In their eyes, the terrorists tore down the devil's horns on September 11th, 2001, and they have their 19 heroes. And indeed they are correct: they knocked on the head of evil himself. Horns or not, Americans or not, evil smiles on what they did, for what they did and the storm it helped awaken and churn will feed their devil, anyone's devil, for years to come.
As I said before, I am no impartial observer. I am a victim of terrorism, and my heart rankles at the images in my mind of people plunging to their deaths from burning towers, and my mind tells me there are only more victims of terrorism in the years to come.
Then Almitra spoke, saying, "We would ask now of Death."
And he said:
You would know the secret of death.
But how shall you find it unless you seek it in the heart of life?
The owl whose night-bound eyes are blind unto the day cannot unveil the mystery of light.
If you would indeed behold the spirit of death, open your heart wide unto the body of life.
For life and death are one, even as the river and the sea are one.
In the depth of your hopes and desires lies your silent knowledge of the beyond;
And like seeds dreaming beneath the snow your heart dreams of spring.
Trust the dreams, for in them is hidden the gate to eternity.
Your fear of death is but the trembling of the shepherd when he stands before the king whose hand is to be laid upon him in honour.
Is the shepherd not joyful beneath his trembling, that he shall wear the mark of the king?
Yet is he not more mindful of his trembling?
For what is it to die but to stand naked in the wind and to melt into the sun?
And what is to cease breathing, but to free the breath from its restless tides, that it may rise and expand and seek God unencumbered?
Only when you drink from the river of silence shall you indeed sing.
And when you have reached the mountaintop, then you shall begin to climb.

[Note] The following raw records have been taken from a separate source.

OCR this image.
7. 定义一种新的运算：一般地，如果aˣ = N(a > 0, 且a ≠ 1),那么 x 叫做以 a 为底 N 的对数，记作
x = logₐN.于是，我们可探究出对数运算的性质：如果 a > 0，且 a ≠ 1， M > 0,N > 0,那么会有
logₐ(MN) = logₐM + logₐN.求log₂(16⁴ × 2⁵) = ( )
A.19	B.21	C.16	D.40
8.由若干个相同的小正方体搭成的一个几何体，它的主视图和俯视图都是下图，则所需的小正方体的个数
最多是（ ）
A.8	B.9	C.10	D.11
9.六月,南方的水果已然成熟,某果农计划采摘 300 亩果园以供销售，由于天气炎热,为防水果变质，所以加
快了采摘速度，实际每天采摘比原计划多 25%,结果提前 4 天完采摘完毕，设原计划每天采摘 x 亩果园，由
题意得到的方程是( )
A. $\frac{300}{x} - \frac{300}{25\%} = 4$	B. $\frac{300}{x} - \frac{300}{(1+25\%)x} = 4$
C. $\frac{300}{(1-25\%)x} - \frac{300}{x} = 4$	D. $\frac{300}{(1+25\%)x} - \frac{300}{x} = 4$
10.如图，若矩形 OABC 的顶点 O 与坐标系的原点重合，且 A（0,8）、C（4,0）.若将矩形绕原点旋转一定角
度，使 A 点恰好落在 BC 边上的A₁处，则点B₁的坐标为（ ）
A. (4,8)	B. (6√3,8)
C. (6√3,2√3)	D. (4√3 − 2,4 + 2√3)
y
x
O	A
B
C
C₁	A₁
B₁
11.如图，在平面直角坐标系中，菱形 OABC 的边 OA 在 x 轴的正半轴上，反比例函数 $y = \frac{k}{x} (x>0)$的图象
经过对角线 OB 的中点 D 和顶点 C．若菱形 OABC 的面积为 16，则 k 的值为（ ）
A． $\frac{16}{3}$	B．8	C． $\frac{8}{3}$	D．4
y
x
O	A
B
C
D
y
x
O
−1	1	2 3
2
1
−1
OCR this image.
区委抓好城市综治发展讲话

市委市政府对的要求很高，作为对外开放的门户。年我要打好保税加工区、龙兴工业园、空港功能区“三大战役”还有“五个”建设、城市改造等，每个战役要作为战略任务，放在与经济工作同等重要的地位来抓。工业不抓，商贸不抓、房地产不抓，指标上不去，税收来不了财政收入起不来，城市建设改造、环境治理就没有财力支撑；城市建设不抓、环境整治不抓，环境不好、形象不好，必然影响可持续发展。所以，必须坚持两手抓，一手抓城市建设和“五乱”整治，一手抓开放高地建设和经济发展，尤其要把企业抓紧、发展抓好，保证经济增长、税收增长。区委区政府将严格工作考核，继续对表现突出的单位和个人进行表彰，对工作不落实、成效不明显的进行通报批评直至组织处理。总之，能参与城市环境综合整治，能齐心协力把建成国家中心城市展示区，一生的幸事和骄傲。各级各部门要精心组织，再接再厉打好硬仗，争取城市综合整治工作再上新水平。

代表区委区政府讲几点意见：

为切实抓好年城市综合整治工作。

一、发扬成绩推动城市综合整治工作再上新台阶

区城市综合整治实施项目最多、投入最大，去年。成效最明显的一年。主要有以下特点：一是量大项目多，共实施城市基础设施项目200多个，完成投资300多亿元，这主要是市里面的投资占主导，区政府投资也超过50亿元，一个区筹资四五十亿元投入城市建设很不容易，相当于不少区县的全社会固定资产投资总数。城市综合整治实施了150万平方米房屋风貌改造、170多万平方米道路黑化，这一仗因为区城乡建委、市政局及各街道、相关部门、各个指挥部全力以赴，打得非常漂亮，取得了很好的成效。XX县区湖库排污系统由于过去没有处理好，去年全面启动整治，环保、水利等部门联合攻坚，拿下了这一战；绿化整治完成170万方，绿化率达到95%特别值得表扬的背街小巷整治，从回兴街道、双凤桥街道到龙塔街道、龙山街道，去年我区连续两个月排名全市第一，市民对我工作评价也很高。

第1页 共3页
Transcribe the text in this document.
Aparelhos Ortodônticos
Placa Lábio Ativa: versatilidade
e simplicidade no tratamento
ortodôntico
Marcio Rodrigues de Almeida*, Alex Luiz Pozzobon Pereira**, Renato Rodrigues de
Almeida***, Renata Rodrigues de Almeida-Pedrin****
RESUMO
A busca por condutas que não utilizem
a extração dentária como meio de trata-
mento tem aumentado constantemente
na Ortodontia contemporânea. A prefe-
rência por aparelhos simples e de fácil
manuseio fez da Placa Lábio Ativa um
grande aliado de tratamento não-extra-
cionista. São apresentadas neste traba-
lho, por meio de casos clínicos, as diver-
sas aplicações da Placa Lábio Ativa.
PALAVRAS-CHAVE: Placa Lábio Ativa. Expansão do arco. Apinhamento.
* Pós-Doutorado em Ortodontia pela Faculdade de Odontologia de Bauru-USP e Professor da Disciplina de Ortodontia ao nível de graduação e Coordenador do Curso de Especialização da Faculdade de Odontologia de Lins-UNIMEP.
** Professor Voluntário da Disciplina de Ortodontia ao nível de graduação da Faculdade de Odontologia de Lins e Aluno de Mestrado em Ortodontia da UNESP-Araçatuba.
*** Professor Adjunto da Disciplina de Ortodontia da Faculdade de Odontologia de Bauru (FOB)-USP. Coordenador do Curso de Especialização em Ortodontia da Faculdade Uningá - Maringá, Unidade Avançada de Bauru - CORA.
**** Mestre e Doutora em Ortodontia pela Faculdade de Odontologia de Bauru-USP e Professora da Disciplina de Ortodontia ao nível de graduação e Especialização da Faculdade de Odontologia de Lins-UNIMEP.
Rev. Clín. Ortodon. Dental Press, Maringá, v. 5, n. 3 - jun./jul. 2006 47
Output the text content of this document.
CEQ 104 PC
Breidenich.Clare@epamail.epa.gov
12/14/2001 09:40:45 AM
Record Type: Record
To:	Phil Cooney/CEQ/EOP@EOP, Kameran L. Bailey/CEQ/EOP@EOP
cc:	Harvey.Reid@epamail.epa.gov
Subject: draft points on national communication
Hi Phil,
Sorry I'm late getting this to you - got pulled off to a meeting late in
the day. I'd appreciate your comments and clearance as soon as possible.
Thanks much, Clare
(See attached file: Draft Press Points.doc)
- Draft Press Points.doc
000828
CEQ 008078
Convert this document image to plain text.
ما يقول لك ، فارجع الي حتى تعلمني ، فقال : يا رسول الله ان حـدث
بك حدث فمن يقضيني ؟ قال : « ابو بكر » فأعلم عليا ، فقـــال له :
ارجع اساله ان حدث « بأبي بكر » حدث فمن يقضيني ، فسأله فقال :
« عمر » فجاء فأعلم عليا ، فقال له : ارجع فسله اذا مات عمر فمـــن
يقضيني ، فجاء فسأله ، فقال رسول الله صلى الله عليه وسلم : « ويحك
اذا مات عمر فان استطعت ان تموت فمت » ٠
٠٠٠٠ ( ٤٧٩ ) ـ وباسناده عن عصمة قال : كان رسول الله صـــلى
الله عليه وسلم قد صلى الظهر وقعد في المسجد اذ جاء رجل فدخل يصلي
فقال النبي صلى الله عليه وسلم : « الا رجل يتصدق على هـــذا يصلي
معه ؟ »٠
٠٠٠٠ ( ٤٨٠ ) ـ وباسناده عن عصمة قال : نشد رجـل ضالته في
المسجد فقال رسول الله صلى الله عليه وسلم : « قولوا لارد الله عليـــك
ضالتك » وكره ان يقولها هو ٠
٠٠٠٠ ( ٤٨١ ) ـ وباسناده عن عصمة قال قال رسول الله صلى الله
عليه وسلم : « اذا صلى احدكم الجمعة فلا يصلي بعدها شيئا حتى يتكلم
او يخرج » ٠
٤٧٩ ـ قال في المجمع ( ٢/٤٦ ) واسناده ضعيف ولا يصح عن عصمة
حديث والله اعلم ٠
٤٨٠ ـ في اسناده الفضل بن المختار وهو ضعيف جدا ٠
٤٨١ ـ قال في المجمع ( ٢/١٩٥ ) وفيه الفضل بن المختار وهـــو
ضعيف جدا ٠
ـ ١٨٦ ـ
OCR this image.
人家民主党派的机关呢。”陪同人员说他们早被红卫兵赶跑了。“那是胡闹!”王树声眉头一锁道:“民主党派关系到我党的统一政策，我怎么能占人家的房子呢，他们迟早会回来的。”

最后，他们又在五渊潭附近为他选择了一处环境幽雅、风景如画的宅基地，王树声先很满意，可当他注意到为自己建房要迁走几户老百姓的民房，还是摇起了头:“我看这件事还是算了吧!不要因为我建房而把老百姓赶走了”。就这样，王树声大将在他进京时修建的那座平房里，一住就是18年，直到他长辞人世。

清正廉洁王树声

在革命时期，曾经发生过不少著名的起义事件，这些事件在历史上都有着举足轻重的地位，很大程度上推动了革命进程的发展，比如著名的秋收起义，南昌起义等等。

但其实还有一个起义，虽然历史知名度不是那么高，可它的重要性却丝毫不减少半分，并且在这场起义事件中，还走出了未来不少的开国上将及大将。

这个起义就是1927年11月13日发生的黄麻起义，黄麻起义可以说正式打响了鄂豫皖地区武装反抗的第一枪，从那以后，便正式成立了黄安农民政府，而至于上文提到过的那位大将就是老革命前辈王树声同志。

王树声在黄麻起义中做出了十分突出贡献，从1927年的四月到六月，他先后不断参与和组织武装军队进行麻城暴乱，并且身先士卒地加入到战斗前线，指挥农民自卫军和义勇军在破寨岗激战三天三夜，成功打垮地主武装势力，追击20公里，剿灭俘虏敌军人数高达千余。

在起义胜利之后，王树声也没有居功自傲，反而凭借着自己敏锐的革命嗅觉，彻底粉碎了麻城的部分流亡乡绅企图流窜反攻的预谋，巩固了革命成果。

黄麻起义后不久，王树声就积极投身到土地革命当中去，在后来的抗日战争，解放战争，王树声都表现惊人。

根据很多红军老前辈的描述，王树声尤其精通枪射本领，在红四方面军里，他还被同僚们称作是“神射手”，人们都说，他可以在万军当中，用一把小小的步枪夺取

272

And when the earth shall claim your limbs, then shall you truly dance.
I remember, and I will not forget, and I will indulge no ideological fool of any ilk who collectively acts only to hasten the coming of the storm I have already glimpsed. The fringes are driving the agenda in many parts of the world today, and it will be many years before the center takes it from them, after they have harvested the madness they planted 2 years ago and continue to plant today.